A Roanoke family recipe finds new home

By Beth Harms Miller for Chronicle Media

The Farmstead owner Tina Monge Kraft points out pictures of her family members that worked at The Club 116 in Roanoke. (Photo by Beth Harms Miller/for Chronicle Media)

The taste of the Italian tomato pasta sauce may be the same, but the location in Roanoke is different!

Seventy-three years after her grandfather and grandmother Monge, opened The Club 116, their granddaughter Tina Monge Kraft opened The Farmstead in early June at 610 W. Front St. in Roanoke, offering meals using some of the same family recipes.

Walking into the restaurant, Kraft or one of her 10 employees greets the customers with “Welcome to the Farmstead where we offer a small taste of Italy!”

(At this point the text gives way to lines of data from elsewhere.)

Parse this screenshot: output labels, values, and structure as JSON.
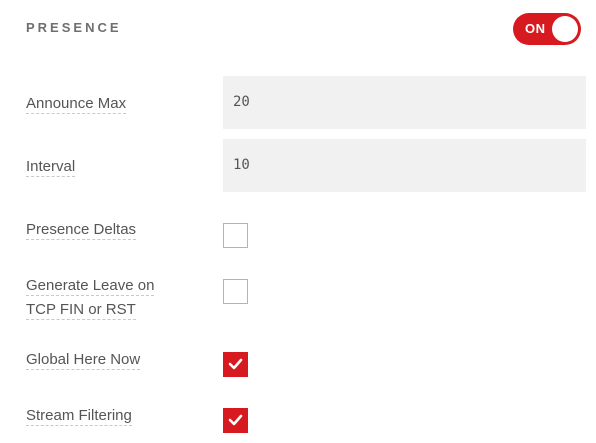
{
  "section": {
    "title": "PRESENCE",
    "toggle": {
      "label": "ON",
      "state": "on",
      "color": "#d71a1f"
    }
  },
  "fields": {
    "announce_max": {
      "label": "Announce Max",
      "value": "20"
    },
    "interval": {
      "label": "Interval",
      "value": "10"
    },
    "presence_deltas": {
      "label": "Presence Deltas",
      "checked": false
    },
    "generate_leave": {
      "label_line1": "Generate Leave on",
      "label_line2": "TCP FIN or RST",
      "checked": false
    },
    "global_here_now": {
      "label": "Global Here Now",
      "checked": true,
      "icon": "checkmark-icon"
    },
    "stream_filtering": {
      "label": "Stream Filtering",
      "checked": true,
      "icon": "checkmark-icon"
    }
  }
}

The Monge family originated in Italy and have been making family recipes for generations. Kraft shared that some of her greatest memories are from her childhood in her grandparent’s restaurant. It was a family restaurant where her great uncle Bob, her father Myron, and uncle Alan and great aunt Mag all helped make homemade pasta and sauce from 1950-75. Kraft’s Dad Myron comes into her newest restaurant to make about 60 gallons of red meat sauce a week at the Farmstead.

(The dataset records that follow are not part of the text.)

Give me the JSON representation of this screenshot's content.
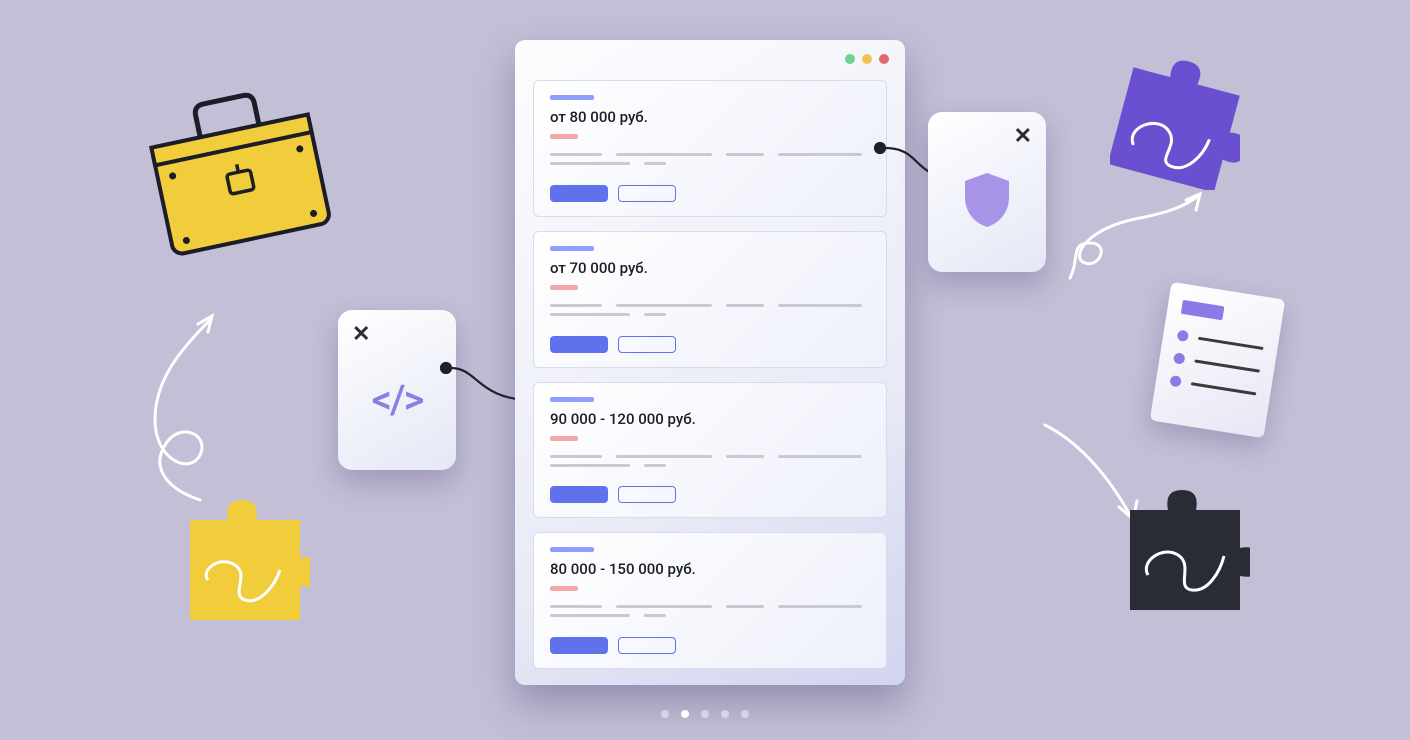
{
  "listings": [
    {
      "salary": "от 80 000 руб."
    },
    {
      "salary": "от 70 000 руб."
    },
    {
      "salary": "90 000 - 120 000 руб."
    },
    {
      "salary": "80 000 - 150 000 руб."
    }
  ],
  "popups": {
    "code_close": "✕",
    "shield_close": "✕",
    "code_glyph": "</>"
  },
  "carousel": {
    "total": 5,
    "active_index": 1
  },
  "colors": {
    "accent": "#5f71eb",
    "purple": "#8b7be7",
    "yellow": "#f2cd3b",
    "bg": "#c2bfd6"
  }
}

Kraft, who bubbles with energy, helps with all the jobs alongside her employees. She has always been business minded.

“I am not afraid of work even though some afternoons I do go home and rest before I go back to the restaurant at 4 p.m.,” she said.

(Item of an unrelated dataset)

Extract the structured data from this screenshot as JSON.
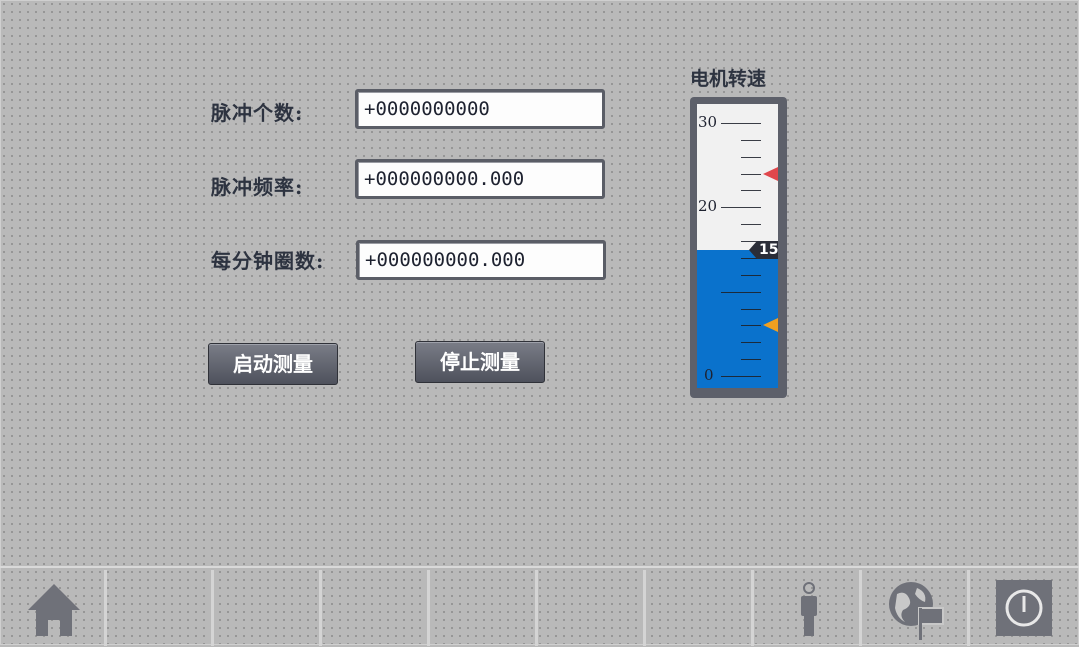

She started in the pizza business after her graduation from Roanoke-Benson High School in 1984. Later she operated a restaurant in Princeville for many years. When asked about why she started this new business at 57 years old, she says “I just love the restaurant business. There is still more in me. I have cooked my entire life and it makes me happy.”

Kraft shares with her employees, “Food has to have personality. The prettier it looks, the better it is. I am so thankful for all the good help that I have here. They look at the food as if it were their own.”

The Farmstead is open from 10:30 am. to 2 p.m. and from 4-8 p.m. Wednesday through Saturday.

For the first three months of operation there was a different menu for both lunch and dinner. “Starting Oct. 1, both menus have been combined, Kraft said. “So many of our older customers that came in at lunchtime wanted items off the dinner menu. I decided why not offer both to better meet the wants of my customers.”

The menu has been combined to offer pasta dishes, seafood dinners, appetizers, salads, chicken dinners, steak, side dishes, burgers, sandwiches, a signature dessert, kids’ menu and drinks with free refills.

When asked what was the most popular items ordered, Kraft said, “Combination of spaghetti and tortellini with meat pasta sauce and their fettuccine dishes are the most popular but their Farmstead Burgers are just a popular, too!”